Excessive worrying can make life seem dull and draining. How can we bring ourselves to notice the little things that make life interesting, such as a beautiful sunset on a multi-coloured sky, the value of our efforts or an act of kindness by a total stranger, if our minds are stuck in worrying mode? You know when your worries have started taking over your life when you feel distanced and disconnected from your work, friends and/or loved ones, or when most things you do for pleasure and fun seem to have lost their purpose. To help you regain control over your own thoughts, here are 3 simple exercises for dealing with excessive worrying that will allow you to approach your worries productively:
1- Keep a worry diary
Diaries are great tools to get your thoughts and worries out of your head. Here you will find a worry diary that will allow you to keep a record of what is bothering you at that particular moment. What is more, it has one section for your triggers and another to register your tested strategies for dealing with excessive worrying. Print out your worry diary and carry it around with you at all times. Whenever a worry starts taking over your thoughts, write it down exactly as you have it, as you can see in the example. After a week filling in your worry diary, read it again and take some time to analyse it. What do your worries say about you? What triggers them? What control strategies were the most efficient?
2- Keep a worry box
Have a plastic container somewhere safe and discreet to store your worries. On a given Monday, start carrying a little notebook or sheet of paper around with you. Whenever a worry hits you, write it down on a piece of paper, fold it and put it in the plastic container. If you prefer to leave your worry box at home, keep your paper in your handbag or pocket for going in the box later. Do that for the entire week, from Monday to Sunday. On Sunday evening, take some time to have a look through the worries you have had that week and notice how you feel in relation to them. Reflect over their content and determine if they still bother you or if they have lost their relevance by then. How do they make you feel? Are you still as stressed as you were when you wrote them down? After having read them, rubbish or burn them somewhere safe.
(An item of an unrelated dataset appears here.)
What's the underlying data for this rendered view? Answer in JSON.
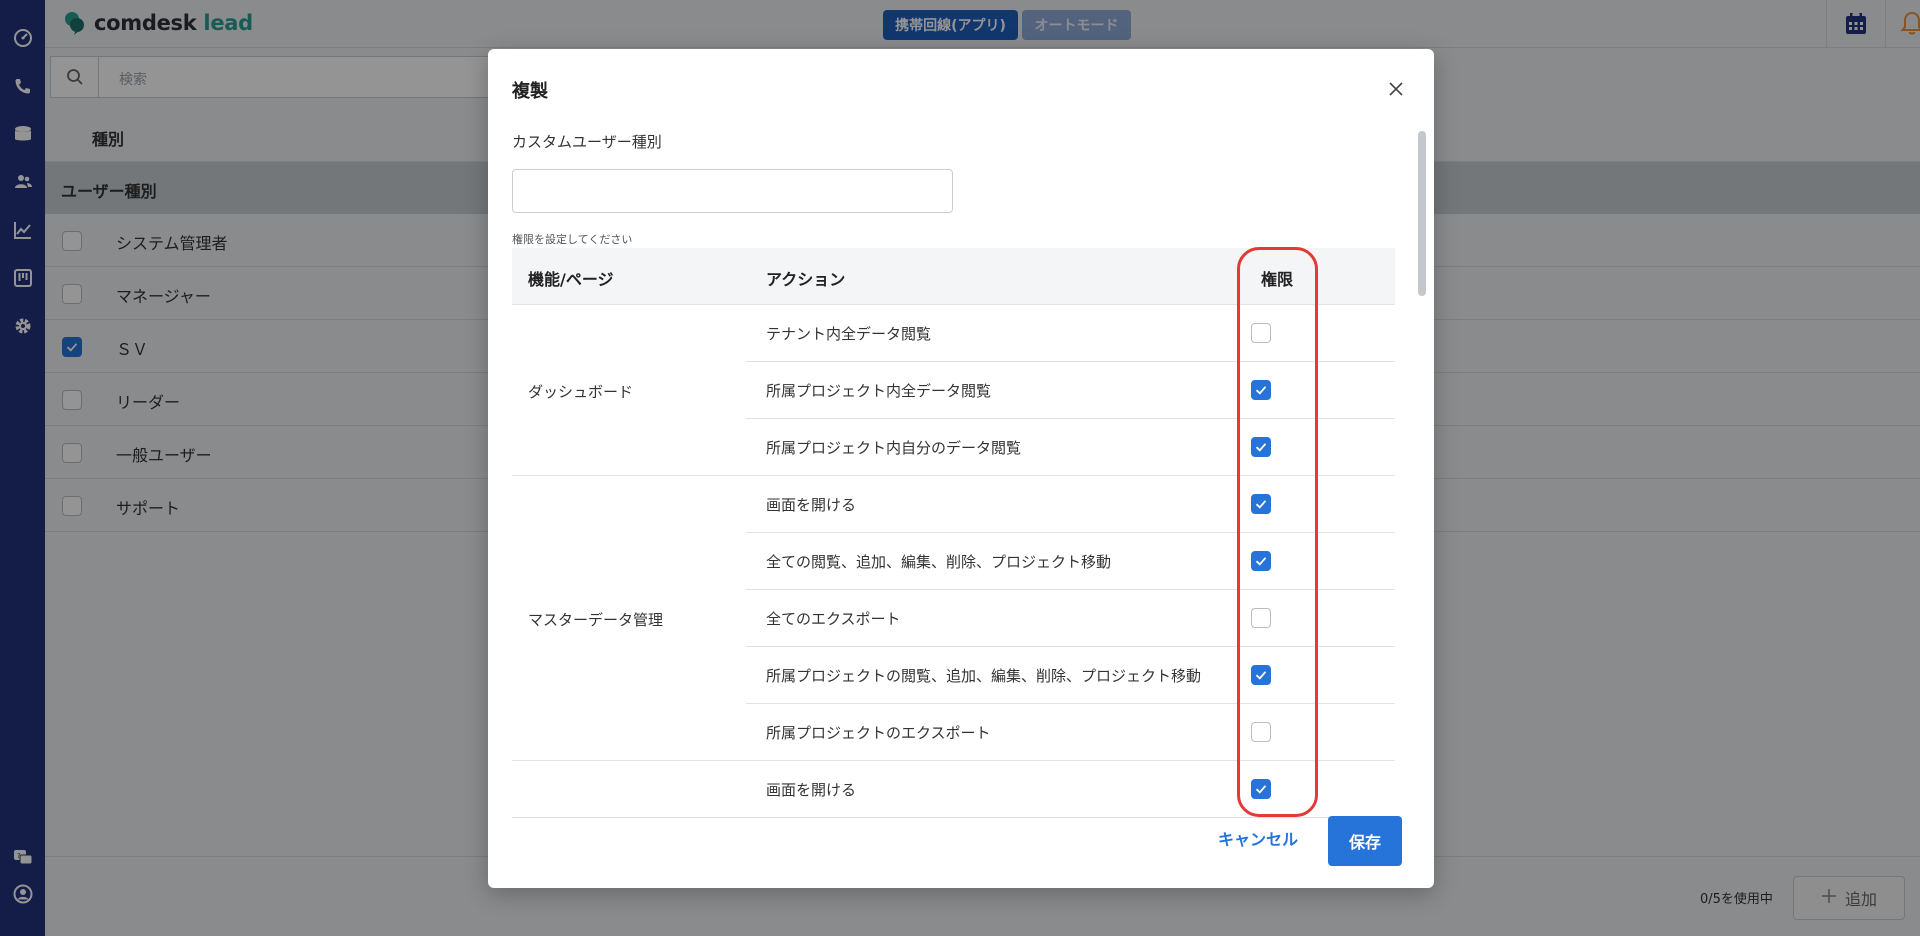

3- Set aside some worry time
If you are not very keen on the idea of writing your worries down every time you have them, you can make a mental note and save them for “worry time”. Whenever a worry starts taking over your thoughts tell yourself, “I will worry about this at worry time”, and get on with whatever you are doing at that moment. If you do not trust your memory, write your worry down on a piece of paper or use your smartphone to register it. Worry time is that designated time of the day that you can give yourself just to worry. Schedule your preferred worry time, ideally in the evening and after work. Save all the worries you have during the day for worry time. Then, at the appointment time, sit down and think about your worries for no longer than 15 minutes. Notice how you feel in relation to them. What has changed? How are you going to feel about those worries in a month’s time?
After having completed any of the above exercises for at least one week, ask yourself the following:
What is the main role of my worries (what do I get from them?)?
Are my worries productive (do they lead me to a solution?)
What negative beliefs about myself, the world and others are fuelling my worries (what do my worries say about me?)?
Do I tend to exaggerate the importance of my worries?How well can I cope with uncertainty?